The tree cutting happened in January on 1.5 acres of city property along the 3200 block of 35th Avenue Southwest. The neighborhood is mostly view property that looks back on downtown Seattle, the Cascades, and Mount Rainier.

The city says someone took a chainsaw to 150 trees, leaving parts of the trunks standing. Their branches were left strewn in every direction.

Related: Seattle tree cutters could face felony charges

Holmes says the property is in an environmentally critical area on a steep slope. The tree cutting could result in an unstable hillside and lead to landslides in the future. The trees included big-leaf maples and Scouler’s willows.

"No one has yet come forward to give the City the full story of what happened despite SPD's best efforts and extensive investigation. However, we are satisfied that we now know enough to proceed with civil lawsuits,” said Holmes in a statement.

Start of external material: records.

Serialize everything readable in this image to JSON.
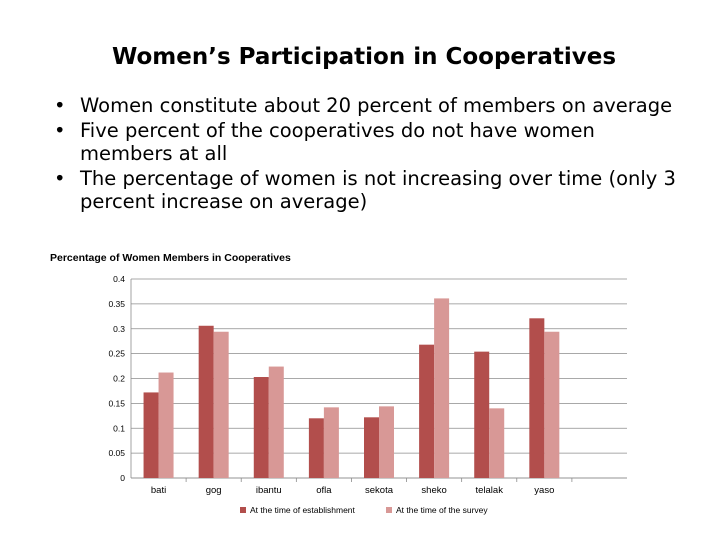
{
  "slide": {
    "title": "Women’s Participation in Cooperatives",
    "bullets": [
      "Women constitute about 20 percent of members on average",
      "Five percent of the cooperatives do not have women members at all",
      "The percentage of women is not increasing over time (only 3 percent increase on average)"
    ]
  },
  "colors": {
    "establishment": "#b24e4c",
    "survey": "#d89896",
    "grid": "#8c8c8c"
  },
  "chart_data": {
    "type": "bar",
    "title": "Percentage of Women Members in Cooperatives",
    "categories": [
      "bati",
      "gog",
      "ibantu",
      "ofla",
      "sekota",
      "sheko",
      "telalak",
      "yaso"
    ],
    "series": [
      {
        "name": "At the time of establishment",
        "values": [
          0.172,
          0.306,
          0.203,
          0.12,
          0.122,
          0.268,
          0.254,
          0.321
        ]
      },
      {
        "name": "At the time of the survey",
        "values": [
          0.212,
          0.294,
          0.224,
          0.142,
          0.144,
          0.361,
          0.14,
          0.294
        ]
      }
    ],
    "ylim": [
      0,
      0.4
    ],
    "yticks": [
      "0",
      "0.05",
      "0.1",
      "0.15",
      "0.2",
      "0.25",
      "0.3",
      "0.35",
      "0.4"
    ],
    "xlabel": "",
    "ylabel": "",
    "grid": true,
    "legend": "bottom"
  }
}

Holmes says he expects more people involved will be found. The city is alleging those responsible should have known it was illegal to cut down trees that are on city property, and that no permits were obtained.

Seattle Police are still investigating and Holmes says they could refer the case to him or the King County Prosecutor’s Office for charges.

Clayton Graham, an attorney for someone who hired contractors to do the work, told KING 5 the following in March via email.

"...a client who, along with other neighbors, hired a landscaping business to top and prune some trees to improve the view from their respective residences. After limited discussions with the contractors, my client returned from an out-of-town trip to find the scene shown in the news reports: To our clients’ surprise and dismay, several trees were cut at or near the base, as opposed to just limited pruning work."

Graham says this group of neighbors offered to restore any damage caused by the work. However, while they admit to hiring the contractors to do the end at the north end of the impacted area, they claim they are not responsible for the tree clearing at the south end of the impacted area.